01/11/2025
Many of us are not the problem,we find the family we grew up in, the people we find ourselves around are not our tribe. We can feel like a square peg in a round hole m and no matter how much we try to fit in, it's soul destroying.
We have three primary responses to danger
Flight
Fight
Freeze
My family were all Fight. They were social animals, outgoing, success oriented, extroverts, and i was all Freeze. Try as I might to fit in, to belong, it was to hard. As a child I felt I must have been adopted or mixed up at birth. It made me feel so worthless and inferior. I was without hope.
And then one day, I can't tell you exactly how it happened, but I realized I wasn't in my tribe. One day I met people exactly like me, introverts, quiet, loners, people who lived their own privacy, who didn't suffer fools gladly and I felt like I had come home.
I learned that my feelings and emotions are my God given instincts in to be trusted at all times
If I felt uncomfortable around people out any situation and my body and mind are screaming at me to run away and hide
That's what I did and now do!
I don't think about it!
I don't ask for permission!
I don't suffer in silence!
I don't play and pretend I'm ok!
I get out of there!
I hide,
I disassociate
I shut down mentally and emotionally
I only need do any of these things for long enough to feel safe and then I return to the situation. But I now take whatever action is right for me, each and every time.
As an long as I don't harm myself or another, I can't do wrong.
As long as I do not ignore my emotions, deny my instincts and medicate my feelings, I'll be alright
You can only be you
I can only be me
I can't be my father or my brother
I can't be you
I can't be John Wayne
I can only be me
To Thine Own Self Be True
I didn't know why God created me as I was, it baffled me for most of my life.
Today I believed he created me exactly as I was, so that I would be on this platform, see your call for help, offer you some hope, and it might not be you, it might be someone else who is in a far worse place than you, and my words give them renewed hope and a reason to continue, and in years from now, one of their descendants creates a cure for cancer or aids and if it hadn't been for you post they may have given up, and the world would never have been given such a cure.

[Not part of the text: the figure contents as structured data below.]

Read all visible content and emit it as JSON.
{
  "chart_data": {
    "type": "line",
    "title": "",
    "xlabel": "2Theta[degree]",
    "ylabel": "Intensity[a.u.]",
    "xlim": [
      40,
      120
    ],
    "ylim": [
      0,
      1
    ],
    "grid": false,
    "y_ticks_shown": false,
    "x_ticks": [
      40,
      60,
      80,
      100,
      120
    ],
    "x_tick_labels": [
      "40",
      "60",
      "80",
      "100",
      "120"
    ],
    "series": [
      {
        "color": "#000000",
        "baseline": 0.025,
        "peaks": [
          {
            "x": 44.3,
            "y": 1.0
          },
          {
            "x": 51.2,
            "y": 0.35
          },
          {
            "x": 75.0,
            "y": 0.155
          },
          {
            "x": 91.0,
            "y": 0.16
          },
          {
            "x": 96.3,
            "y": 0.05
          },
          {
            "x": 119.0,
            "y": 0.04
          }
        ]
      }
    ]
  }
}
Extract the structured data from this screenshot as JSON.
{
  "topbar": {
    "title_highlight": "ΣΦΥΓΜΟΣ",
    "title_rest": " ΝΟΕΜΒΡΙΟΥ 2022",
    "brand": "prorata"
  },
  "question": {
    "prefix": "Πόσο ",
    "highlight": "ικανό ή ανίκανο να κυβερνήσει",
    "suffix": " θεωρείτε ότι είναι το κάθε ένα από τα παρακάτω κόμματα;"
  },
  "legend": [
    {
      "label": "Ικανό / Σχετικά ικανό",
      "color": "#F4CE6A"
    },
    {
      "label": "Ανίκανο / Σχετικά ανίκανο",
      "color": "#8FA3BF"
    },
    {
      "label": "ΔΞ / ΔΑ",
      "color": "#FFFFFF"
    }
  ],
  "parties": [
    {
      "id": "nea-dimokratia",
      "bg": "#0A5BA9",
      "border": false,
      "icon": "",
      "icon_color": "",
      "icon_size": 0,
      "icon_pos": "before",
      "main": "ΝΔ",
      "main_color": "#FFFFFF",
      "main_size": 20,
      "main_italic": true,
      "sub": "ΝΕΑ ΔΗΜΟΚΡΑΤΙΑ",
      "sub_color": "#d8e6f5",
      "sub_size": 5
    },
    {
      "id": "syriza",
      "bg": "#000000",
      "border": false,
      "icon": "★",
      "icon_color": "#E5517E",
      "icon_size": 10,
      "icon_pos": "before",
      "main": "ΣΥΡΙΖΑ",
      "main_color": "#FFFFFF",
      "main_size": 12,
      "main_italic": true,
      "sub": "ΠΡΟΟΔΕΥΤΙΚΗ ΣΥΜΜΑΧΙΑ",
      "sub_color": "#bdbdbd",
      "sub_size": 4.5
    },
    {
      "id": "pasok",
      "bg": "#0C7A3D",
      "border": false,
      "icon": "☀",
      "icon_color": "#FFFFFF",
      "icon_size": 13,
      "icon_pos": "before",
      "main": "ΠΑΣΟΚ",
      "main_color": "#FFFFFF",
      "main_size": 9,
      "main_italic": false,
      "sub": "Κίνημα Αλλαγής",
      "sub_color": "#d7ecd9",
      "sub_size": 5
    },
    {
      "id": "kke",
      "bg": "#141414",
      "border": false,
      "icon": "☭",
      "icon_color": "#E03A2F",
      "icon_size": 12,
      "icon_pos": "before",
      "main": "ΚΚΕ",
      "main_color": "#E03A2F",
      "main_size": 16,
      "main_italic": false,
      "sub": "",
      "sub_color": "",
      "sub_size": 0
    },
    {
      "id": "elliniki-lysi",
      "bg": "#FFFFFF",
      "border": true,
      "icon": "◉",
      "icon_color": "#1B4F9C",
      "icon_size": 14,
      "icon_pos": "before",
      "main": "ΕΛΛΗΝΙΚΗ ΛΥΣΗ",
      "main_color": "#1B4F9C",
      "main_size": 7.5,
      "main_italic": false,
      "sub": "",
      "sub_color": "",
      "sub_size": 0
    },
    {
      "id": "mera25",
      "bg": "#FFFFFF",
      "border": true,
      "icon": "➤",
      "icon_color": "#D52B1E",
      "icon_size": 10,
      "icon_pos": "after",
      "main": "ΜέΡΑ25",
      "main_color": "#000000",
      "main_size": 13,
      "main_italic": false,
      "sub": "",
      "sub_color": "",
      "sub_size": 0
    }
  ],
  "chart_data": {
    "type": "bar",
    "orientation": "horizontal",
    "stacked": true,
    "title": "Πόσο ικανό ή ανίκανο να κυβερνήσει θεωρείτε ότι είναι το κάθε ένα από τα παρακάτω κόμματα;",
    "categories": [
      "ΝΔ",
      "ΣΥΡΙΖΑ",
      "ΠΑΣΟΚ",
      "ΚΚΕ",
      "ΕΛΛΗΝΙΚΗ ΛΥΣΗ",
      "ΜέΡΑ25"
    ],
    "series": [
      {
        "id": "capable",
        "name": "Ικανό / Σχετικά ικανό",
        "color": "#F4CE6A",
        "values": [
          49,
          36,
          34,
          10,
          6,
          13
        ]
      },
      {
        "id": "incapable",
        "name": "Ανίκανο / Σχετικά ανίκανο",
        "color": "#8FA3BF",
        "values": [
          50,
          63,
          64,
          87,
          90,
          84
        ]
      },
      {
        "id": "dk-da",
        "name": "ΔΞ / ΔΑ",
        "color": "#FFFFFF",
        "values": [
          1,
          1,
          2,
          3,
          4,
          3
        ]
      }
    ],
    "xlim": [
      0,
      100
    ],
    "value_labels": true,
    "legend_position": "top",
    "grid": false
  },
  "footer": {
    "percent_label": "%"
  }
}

I believe I was planted in my family, not as a penance of curse, but that living experience would give me the tools to be able to help others like me, to find their tribe
You are not alone
You have a tribe waiting for you
It might be, that your tribe are gathering in here, or you might check out any of the 14 x 12 step support groups around the world. They are online and local to you
ACOA for people who come from dysfunctional homes or environments
CODA for people who have known codependency, manipulation, hostage taking and poor boundaries
ALANON for people who come from dysfunctional relationships with parents or partners
And many more
A great trip to get out of self, if to go down to your local community center, library or police station and volunteer for anything and everything
Visit orphanages
Visit old folks homes
Visit pet shelters
Meals on wheels
Tidy towns
Neighborhood watch
And then join social groups
Activities, hobbies, interests, exercise,fitness, sports clubs, gaming communities, book clubs, prayer groups, bible study, back to school, training,
Broaden your horizons
When we are not in our tribe,we can feel boxed in, but taking action, trying something new.
Everything can change
The thing is it's all down to you
No one can save you unless you are willing to save yourself
That's been my experience
I attempted to leave this family world three times
I self harmed
I suffered my past,
But today 30+ years on
I haven't. Today I AM married with two adult children attending university.(I have to pinch myself when I share that) And so much more
The first thing I did was to find my tribe.